Fig. 4: Risk component analysis
| Period | Current payments in EUR | EUR scenarios | CHF scenarios | EUR/CHF scenarios | |||
|---|---|---|---|---|---|---|---|
| Interest +100 bps | Interest -100 bps | Interest +100 bps | Interest -100 bps | Exchange rate +10% | Exchange rate -10% | ||
| 2009 | -36 269 | 0 | 0 | 0 | 0 | 3 297 | -4 030 |
| 2010 | -36 777 | 0 | 0 | 0 | 0 | 3 343 | -4 086 |
| 2011 | -37 278 | 0 | 0 | 0 | 0 | 3 389 | -4 142 |
| 2012 | -37 772 | 0 | 0 | 0 | 0 | 3 434 | -4 197 |
| 2013 | -38 187 | 0 | 0 | 0 | 0 | 3 472 | -4 243 |
| 2014 | -38 658 | 0 | 0 | 0 | 0 | 3 514 | -4 295 |
| 2015 | -39 141 | 0 | 0 | 0 | 0 | 3 558 | -4 349 |
| 2016 | -39 681 | 0 | 0 | 0 | 0 | 3 607 | -4 409 |
| 2017 | -40 236 | 0 | 0 | 0 | 0 | 3 658 | -4 471 |
| 2018 | -1 206 701 | 0 | 0 | 0 | 0 | 109 700 | -134 078 |
A risk component analysis makes clear the effect of the exchange rate on the payment advantage or disadvantage under the CCS (figure 4).

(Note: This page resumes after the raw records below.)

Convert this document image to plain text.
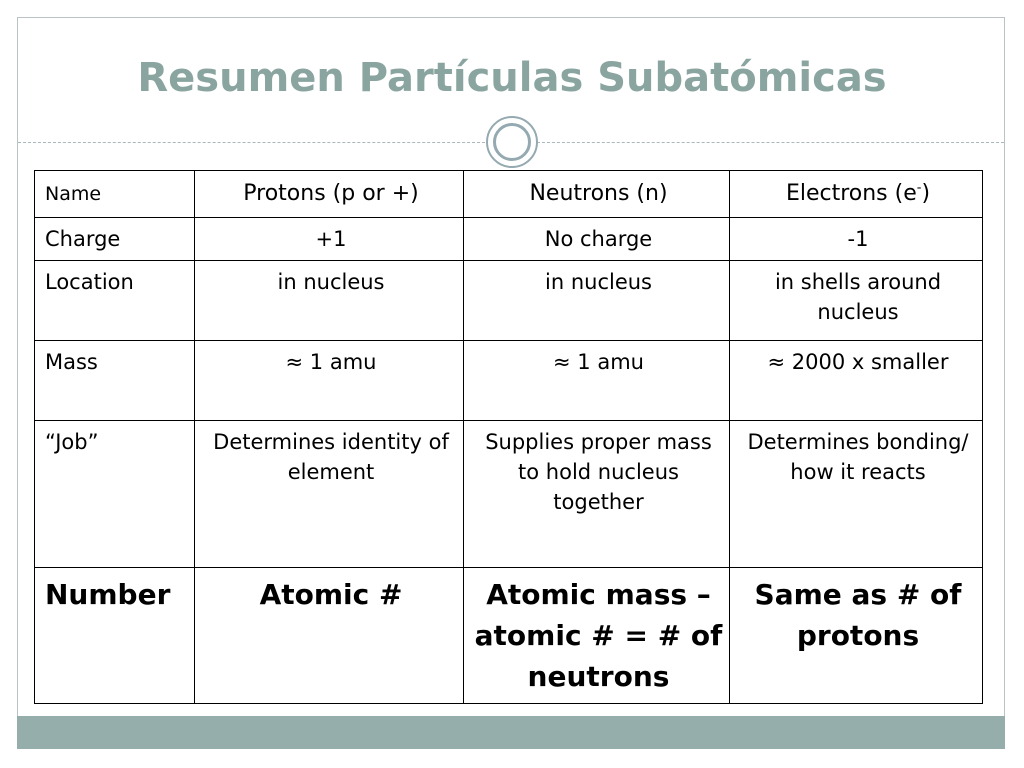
Resumen Partículas Subatómicas
Name	Protons (p or +)	Neutrons (n)	Electrons (e-)
Charge	+1	No charge	-1
Location	in nucleus	in nucleus	in shells around nucleus
Mass	≈ 1 amu	≈ 1 amu	≈ 2000 x smaller
“Job”	Determines identity of element	Supplies proper mass to hold nucleus together	Determines bonding/ how it reacts
Number	Atomic #	Atomic mass – atomic # = # of neutrons	Same as # of protons
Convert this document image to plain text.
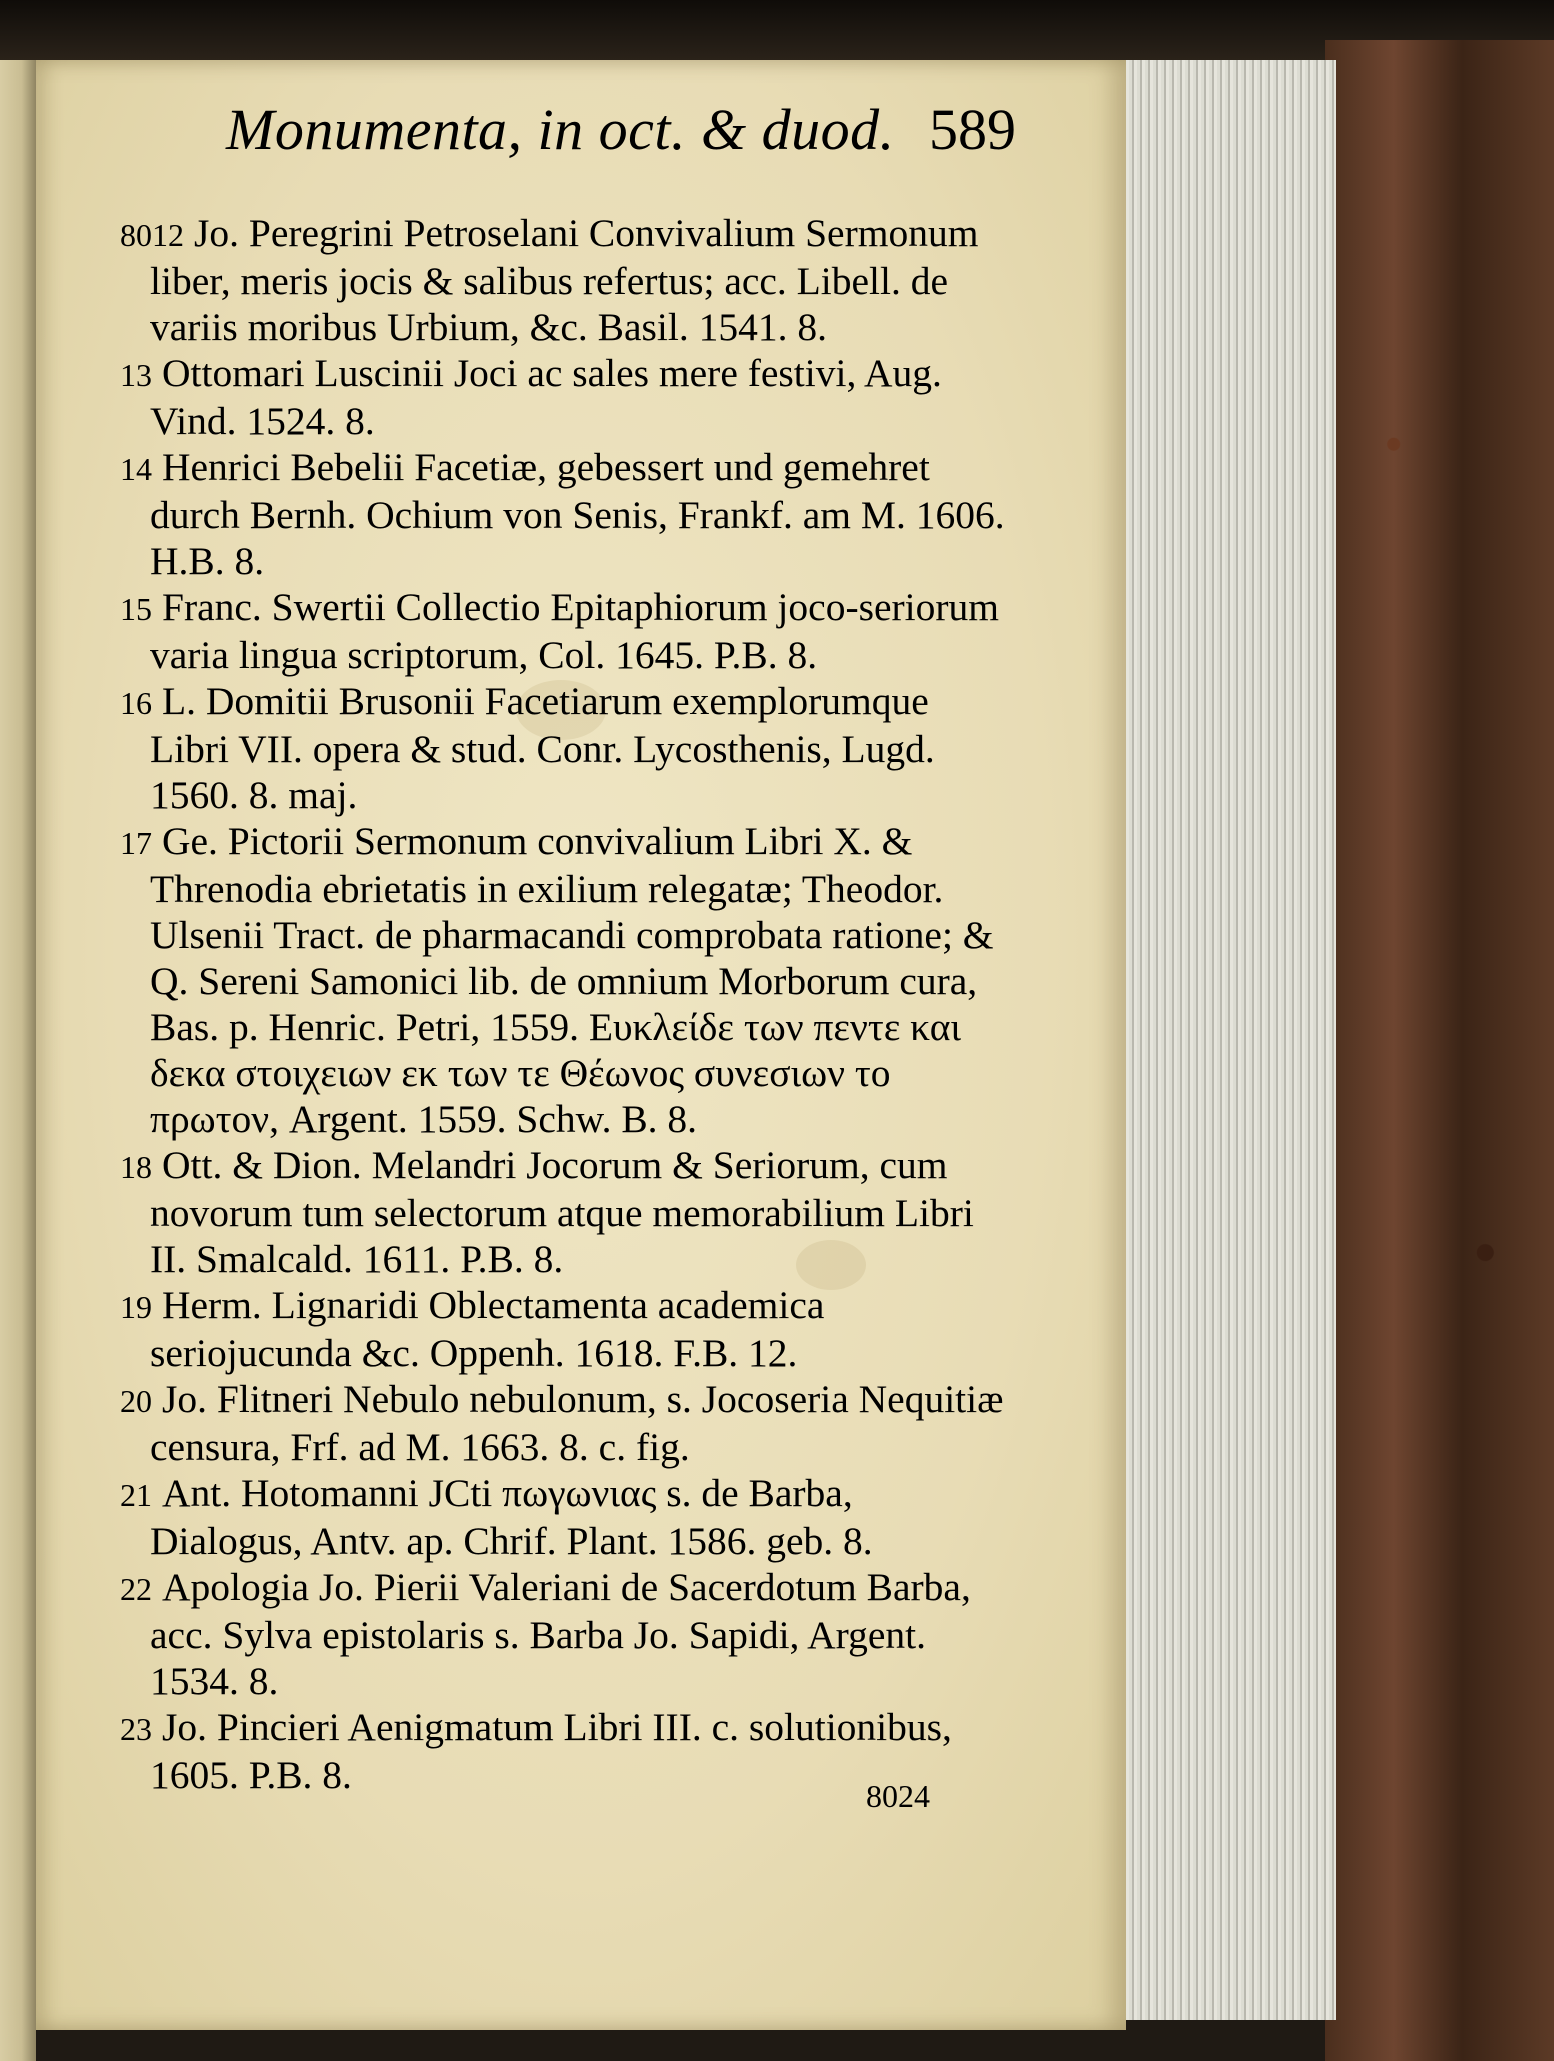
Monumenta, in oct. & duod. 589

8012 Jo. Peregrini Petroselani Convivalium Sermonum liber, meris jocis & salibus refertus; acc. Libell. de variis moribus Urbium, &c. Basil. 1541. 8.

13 Ottomari Luscinii Joci ac sales mere festivi, Aug. Vind. 1524. 8.

14 Henrici Bebelii Facetiæ, gebessert und gemehret durch Bernh. Ochium von Senis, Frankf. am M. 1606. H.B. 8.

15 Franc. Swertii Collectio Epitaphiorum joco-seriorum varia lingua scriptorum, Col. 1645. P.B. 8.

16 L. Domitii Brusonii Facetiarum exemplorumque Libri VII. opera & stud. Conr. Lycosthenis, Lugd. 1560. 8. maj.

17 Ge. Pictorii Sermonum convivalium Libri X. & Threnodia ebrietatis in exilium relegatæ; Theodor. Ulsenii Tract. de pharmacandi comprobata ratione; & Q. Sereni Samonici lib. de omnium Morborum cura, Bas. p. Henric. Petri, 1559. Ευκλείδε των πεντε και δεκα στοιχειων εκ των τε Θέωνος συνεσιων το πρωτον, Argent. 1559. Schw. B. 8.

18 Ott. & Dion. Melandri Jocorum & Seriorum, cum novorum tum selectorum atque memorabilium Libri II. Smalcald. 1611. P.B. 8.

19 Herm. Lignaridi Oblectamenta academica seriojucunda &c. Oppenh. 1618. F.B. 12.

20 Jo. Flitneri Nebulo nebulonum, s. Jocoseria Nequitiæ censura, Frf. ad M. 1663. 8. c. fig.

21 Ant. Hotomanni JCti πωγωνιας s. de Barba, Dialogus, Antv. ap. Chrif. Plant. 1586. geb. 8.

22 Apologia Jo. Pierii Valeriani de Sacerdotum Barba, acc. Sylva epistolaris s. Barba Jo. Sapidi, Argent. 1534. 8.

23 Jo. Pincieri Aenigmatum Libri III. c. solutionibus, 1605. P.B. 8.	8024
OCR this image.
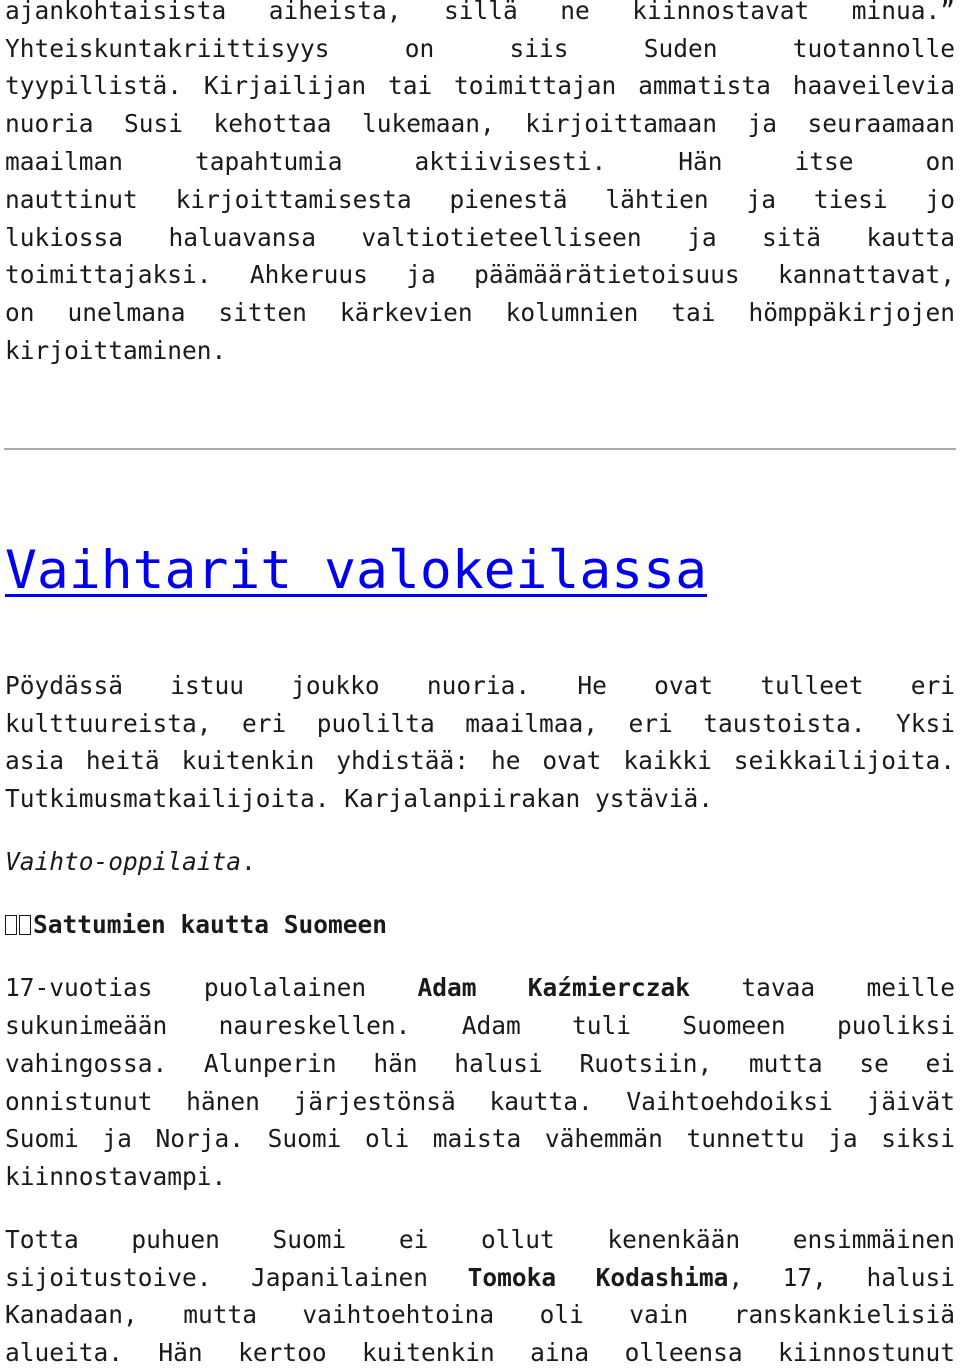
ajankohtaisista aiheista, sillä ne kiinnostavat minua.”
Yhteiskuntakriittisyys on siis Suden tuotannolle
tyypillistä. Kirjailijan tai toimittajan ammatista haaveilevia
nuoria Susi kehottaa lukemaan, kirjoittamaan ja seuraamaan
maailman tapahtumia aktiivisesti. Hän itse on
nauttinut kirjoittamisesta pienestä lähtien ja tiesi jo
lukiossa haluavansa valtiotieteelliseen ja sitä kautta
toimittajaksi. Ahkeruus ja päämäärätietoisuus kannattavat,
on unelmana sitten kärkevien kolumnien tai hömppäkirjojen
kirjoittaminen.
Vaihtarit valokeilassa
Pöydässä istuu joukko nuoria. He ovat tulleet eri
kulttuureista, eri puolilta maailmaa, eri taustoista. Yksi
asia heitä kuitenkin yhdistää: he ovat kaikki seikkailijoita.
Tutkimusmatkailijoita. Karjalanpiirakan ystäviä.
Vaihto-oppilaita.
Sattumien kautta Suomeen
17-vuotias puolalainen Adam Kaźmierczak tavaa meille
sukunimeään naureskellen. Adam tuli Suomeen puoliksi
vahingossa. Alunperin hän halusi Ruotsiin, mutta se ei
onnistunut hänen järjestönsä kautta. Vaihtoehdoiksi jäivät
Suomi ja Norja. Suomi oli maista vähemmän tunnettu ja siksi
kiinnostavampi.
Totta puhuen Suomi ei ollut kenenkään ensimmäinen
sijoitustoive. Japanilainen Tomoka Kodashima, 17, halusi
Kanadaan, mutta vaihtoehtoina oli vain ranskankielisiä
alueita. Hän kertoo kuitenkin aina olleensa kiinnostunut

During the term, both the interest payments in CHF and the exchange at the end of the term are subject to – virtually unlimited – currency risk. A 10% movement up or down in EUR/CHF results in the above changes in interest payments and the final exchange.
- The idea of interest-reduction can be misleading. In the overview below, this term is not meant to denote “risk-free reduction of interest payments”. In order to reduce interest payments in the overview, derivatives are used, which entails a separate risk. Thus, the initial temporary reduction in interest payments can lead to a significant increase in certain cases. It is absolutely necessary that this possibility be addressed in the consultation between the bank and the customer.